Advies versterking strafrechtelijke aanpak terrorisme

Rechters krijgen de mogelijkheid om het actief en/of passief kiesrecht te ontnemen als bijkomende straf voor degene die veroordeeld wordt voor welk soort terroristisch misdrijf dan ook. Nu is het ontnemen van kiesrecht slechts bij enkele terroristische misdrijven mogelijk. De Kiesraad adviseert positief over dit voornemen van de minister van Veiligheid en Justitie. Wel verzoekt de Raad om deze mogelijkheid ook te openen bij veroordeling voor de misdrijven genoemd in artikelen 121a, 123a en 124a uit het Wetboek van Strafrecht*.

Beeld: Vincent van den Hoogen Mediatheek Rijksoverheid

Ter onderbouwing van dit conceptwetsvoorstel wordt onder meer gewezen op het onderzoek naar de werking van strafbepalingen in het kiesrecht dat in opdracht van de Kiesraad in 2015 werd uitgevoerd. Ook wordt gewezen  op het advies dat de Raad op basis hiervan uitbracht aan minister Plasterk van Binnenlandse Zaken en Koninkrijksrelaties. De Kiesraad benadrukt dat dit advies er vooral op gericht was de betrouwbaarheid en integriteit van het verkiezingsproces te bevorderen, door introductie van de mogelijkheid om actief en/of passief kiesrecht te ontnemen als bijkomende straf bij het plegen van kiesrechtgerelateerde delicten. Voorbeelden van kiesrechtdelicten zijn het omkopen van kiezers (artikel Z 4 van de Kieswet) en het ronselen van volmachten (artikel Z 8 van de Kieswet).

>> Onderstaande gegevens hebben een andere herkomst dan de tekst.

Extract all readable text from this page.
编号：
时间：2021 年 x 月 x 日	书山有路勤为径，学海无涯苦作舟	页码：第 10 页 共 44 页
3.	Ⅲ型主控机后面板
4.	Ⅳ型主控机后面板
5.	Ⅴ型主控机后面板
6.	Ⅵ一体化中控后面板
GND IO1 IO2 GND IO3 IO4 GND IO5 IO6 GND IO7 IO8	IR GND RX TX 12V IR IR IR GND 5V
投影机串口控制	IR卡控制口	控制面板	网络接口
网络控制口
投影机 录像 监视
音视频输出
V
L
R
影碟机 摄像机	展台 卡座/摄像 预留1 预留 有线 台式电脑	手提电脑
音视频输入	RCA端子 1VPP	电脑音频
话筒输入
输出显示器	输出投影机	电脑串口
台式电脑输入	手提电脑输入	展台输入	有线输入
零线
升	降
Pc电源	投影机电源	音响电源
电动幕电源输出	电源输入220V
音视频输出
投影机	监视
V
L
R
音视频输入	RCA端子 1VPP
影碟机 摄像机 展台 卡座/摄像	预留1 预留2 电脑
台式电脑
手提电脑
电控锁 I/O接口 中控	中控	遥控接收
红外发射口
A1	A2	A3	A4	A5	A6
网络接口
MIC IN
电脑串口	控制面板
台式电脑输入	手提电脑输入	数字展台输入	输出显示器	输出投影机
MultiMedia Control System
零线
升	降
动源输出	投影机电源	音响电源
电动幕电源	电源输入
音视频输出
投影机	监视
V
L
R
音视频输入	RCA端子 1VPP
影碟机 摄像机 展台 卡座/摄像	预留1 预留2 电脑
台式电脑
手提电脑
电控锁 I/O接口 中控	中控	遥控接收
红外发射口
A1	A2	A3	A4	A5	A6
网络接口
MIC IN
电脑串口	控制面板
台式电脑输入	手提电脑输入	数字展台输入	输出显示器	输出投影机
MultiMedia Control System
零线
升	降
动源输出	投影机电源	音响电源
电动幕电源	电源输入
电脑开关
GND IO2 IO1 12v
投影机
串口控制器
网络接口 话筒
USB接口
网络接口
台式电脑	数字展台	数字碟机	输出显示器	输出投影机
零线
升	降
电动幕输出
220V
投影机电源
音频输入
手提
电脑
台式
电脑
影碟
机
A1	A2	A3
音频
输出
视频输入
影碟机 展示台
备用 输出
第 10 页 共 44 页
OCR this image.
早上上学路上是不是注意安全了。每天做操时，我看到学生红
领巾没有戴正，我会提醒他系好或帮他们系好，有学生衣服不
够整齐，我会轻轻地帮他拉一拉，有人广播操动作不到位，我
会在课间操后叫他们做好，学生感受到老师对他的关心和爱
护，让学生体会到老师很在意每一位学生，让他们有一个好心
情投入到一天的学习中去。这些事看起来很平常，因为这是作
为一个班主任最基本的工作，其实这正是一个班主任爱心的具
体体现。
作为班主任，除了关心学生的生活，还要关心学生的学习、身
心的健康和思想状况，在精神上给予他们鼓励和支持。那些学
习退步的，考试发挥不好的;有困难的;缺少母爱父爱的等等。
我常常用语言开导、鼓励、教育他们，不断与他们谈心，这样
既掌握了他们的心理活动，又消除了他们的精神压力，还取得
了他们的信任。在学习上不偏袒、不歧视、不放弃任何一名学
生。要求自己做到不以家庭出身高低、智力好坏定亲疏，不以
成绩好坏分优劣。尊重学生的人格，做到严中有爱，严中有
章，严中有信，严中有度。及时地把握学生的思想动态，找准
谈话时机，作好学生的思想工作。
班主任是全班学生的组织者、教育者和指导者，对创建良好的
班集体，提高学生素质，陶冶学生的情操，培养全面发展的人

*In deze artikelen van het Wetboek van Strafrecht gaat het om degene die door geweld of bedreiging een vergadering van een commissie van de Eerste Kamer of Tweede Kamer, van provinciale staten of gemeenteraad uiteenjaagt of tot het nemen of niet nemen van een besluit dwingt of een lid uit die vergadering verwijdert of verhindert die bij te wonen.